Techno Blender
Digitally Yours.

Simple Parquet Tutorial and Best Practices | by Arli | Dec, 2022

0 40


Photo by Jeriden Villegas on Unsplash

Parquet file is a file storage system that changes the life of anyone who is concerned with day-to-day manipulations of data between several Data users such as Data Engineers, Data Scientists, Analytics Engineers, and other technical roles.

The principle of Parquet lies in its column-oriented storage and the fact that data is more homogeneous along the columns than along the rows, providing an optimized compression of data leading to less storage size and increased processing speed.

In this tutorial, we’ll outline some best practices to get you started with your learning of Parquet.

To begin, we will work with a publicly available dataset of credit card applications.

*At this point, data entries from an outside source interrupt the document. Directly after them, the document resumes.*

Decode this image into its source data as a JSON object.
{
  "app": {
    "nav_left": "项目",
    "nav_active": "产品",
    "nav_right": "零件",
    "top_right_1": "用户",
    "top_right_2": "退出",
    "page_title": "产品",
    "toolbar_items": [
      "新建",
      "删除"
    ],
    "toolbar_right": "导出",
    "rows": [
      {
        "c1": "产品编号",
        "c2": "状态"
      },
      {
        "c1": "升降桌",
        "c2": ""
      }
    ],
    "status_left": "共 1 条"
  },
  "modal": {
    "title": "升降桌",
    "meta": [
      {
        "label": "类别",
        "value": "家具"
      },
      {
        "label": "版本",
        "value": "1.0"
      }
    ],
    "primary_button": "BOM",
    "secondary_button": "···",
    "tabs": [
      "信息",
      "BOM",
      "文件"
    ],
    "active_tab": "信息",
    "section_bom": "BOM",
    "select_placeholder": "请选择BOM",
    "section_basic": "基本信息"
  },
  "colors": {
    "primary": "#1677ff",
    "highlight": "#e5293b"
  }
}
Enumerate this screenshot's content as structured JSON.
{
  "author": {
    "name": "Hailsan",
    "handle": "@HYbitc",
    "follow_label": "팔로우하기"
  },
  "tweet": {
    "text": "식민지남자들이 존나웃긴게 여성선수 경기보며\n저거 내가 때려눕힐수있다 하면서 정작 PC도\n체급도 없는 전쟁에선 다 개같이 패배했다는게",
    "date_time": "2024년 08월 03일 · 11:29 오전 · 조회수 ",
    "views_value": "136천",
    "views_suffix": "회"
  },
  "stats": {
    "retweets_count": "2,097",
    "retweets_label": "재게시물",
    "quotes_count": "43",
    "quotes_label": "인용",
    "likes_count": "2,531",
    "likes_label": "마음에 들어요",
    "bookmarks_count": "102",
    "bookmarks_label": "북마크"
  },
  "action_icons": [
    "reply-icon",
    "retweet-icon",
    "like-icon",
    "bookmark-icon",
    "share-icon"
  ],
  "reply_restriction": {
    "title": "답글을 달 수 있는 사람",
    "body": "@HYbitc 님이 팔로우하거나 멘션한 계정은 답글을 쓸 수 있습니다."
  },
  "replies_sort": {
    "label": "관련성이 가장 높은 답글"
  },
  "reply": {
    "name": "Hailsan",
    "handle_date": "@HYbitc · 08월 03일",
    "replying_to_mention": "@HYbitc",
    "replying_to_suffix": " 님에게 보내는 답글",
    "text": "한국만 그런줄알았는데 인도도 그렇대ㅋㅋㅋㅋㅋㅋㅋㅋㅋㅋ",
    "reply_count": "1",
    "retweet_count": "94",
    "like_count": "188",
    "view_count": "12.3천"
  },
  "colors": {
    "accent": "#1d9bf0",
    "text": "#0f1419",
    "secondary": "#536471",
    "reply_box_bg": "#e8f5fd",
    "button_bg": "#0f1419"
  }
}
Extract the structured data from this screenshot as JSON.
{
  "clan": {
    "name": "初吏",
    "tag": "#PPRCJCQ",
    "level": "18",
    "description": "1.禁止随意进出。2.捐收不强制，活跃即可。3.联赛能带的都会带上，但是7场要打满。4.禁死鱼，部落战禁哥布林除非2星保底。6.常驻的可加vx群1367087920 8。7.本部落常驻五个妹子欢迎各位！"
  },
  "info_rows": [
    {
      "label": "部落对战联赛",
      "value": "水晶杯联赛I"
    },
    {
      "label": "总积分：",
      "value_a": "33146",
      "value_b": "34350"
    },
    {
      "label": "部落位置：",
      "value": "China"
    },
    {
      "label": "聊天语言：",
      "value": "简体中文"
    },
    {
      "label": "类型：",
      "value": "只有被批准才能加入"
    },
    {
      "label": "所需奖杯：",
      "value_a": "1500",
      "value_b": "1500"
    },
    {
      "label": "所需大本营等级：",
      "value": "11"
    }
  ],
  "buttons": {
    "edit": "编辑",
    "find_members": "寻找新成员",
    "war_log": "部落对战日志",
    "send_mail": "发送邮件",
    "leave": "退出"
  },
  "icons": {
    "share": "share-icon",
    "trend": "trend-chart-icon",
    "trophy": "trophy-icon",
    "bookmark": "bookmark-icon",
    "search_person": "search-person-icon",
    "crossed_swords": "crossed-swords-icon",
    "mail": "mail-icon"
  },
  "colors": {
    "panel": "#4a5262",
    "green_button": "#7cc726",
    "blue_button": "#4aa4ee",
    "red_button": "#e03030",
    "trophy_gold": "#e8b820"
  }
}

The dataset is available on Kaggle: Credit Card Approval Prediction | Kaggle.

The easiest way to get this data is to install the Kaggle API in your environment, extract the data and unpack the archive to your working folder:

pip install kaggle
kaggle datasets download -d rikdifos/credit-card-approval-prediction
unzip credit-card-approval-prediction.zip

Let’s load the packages that are needed for the tutorial. Any version of pyarrow above 6.0.0 should work.

import pandas as pd
import numpy as np
import pyarrow as pa

In the zip archive, you will have credit_record.csv (a dataset about the monthly status of the credit of the clients) and application_record.csv (information about the clients). For simplicity, we will only be interested in the application_record.csv file in the zip archive.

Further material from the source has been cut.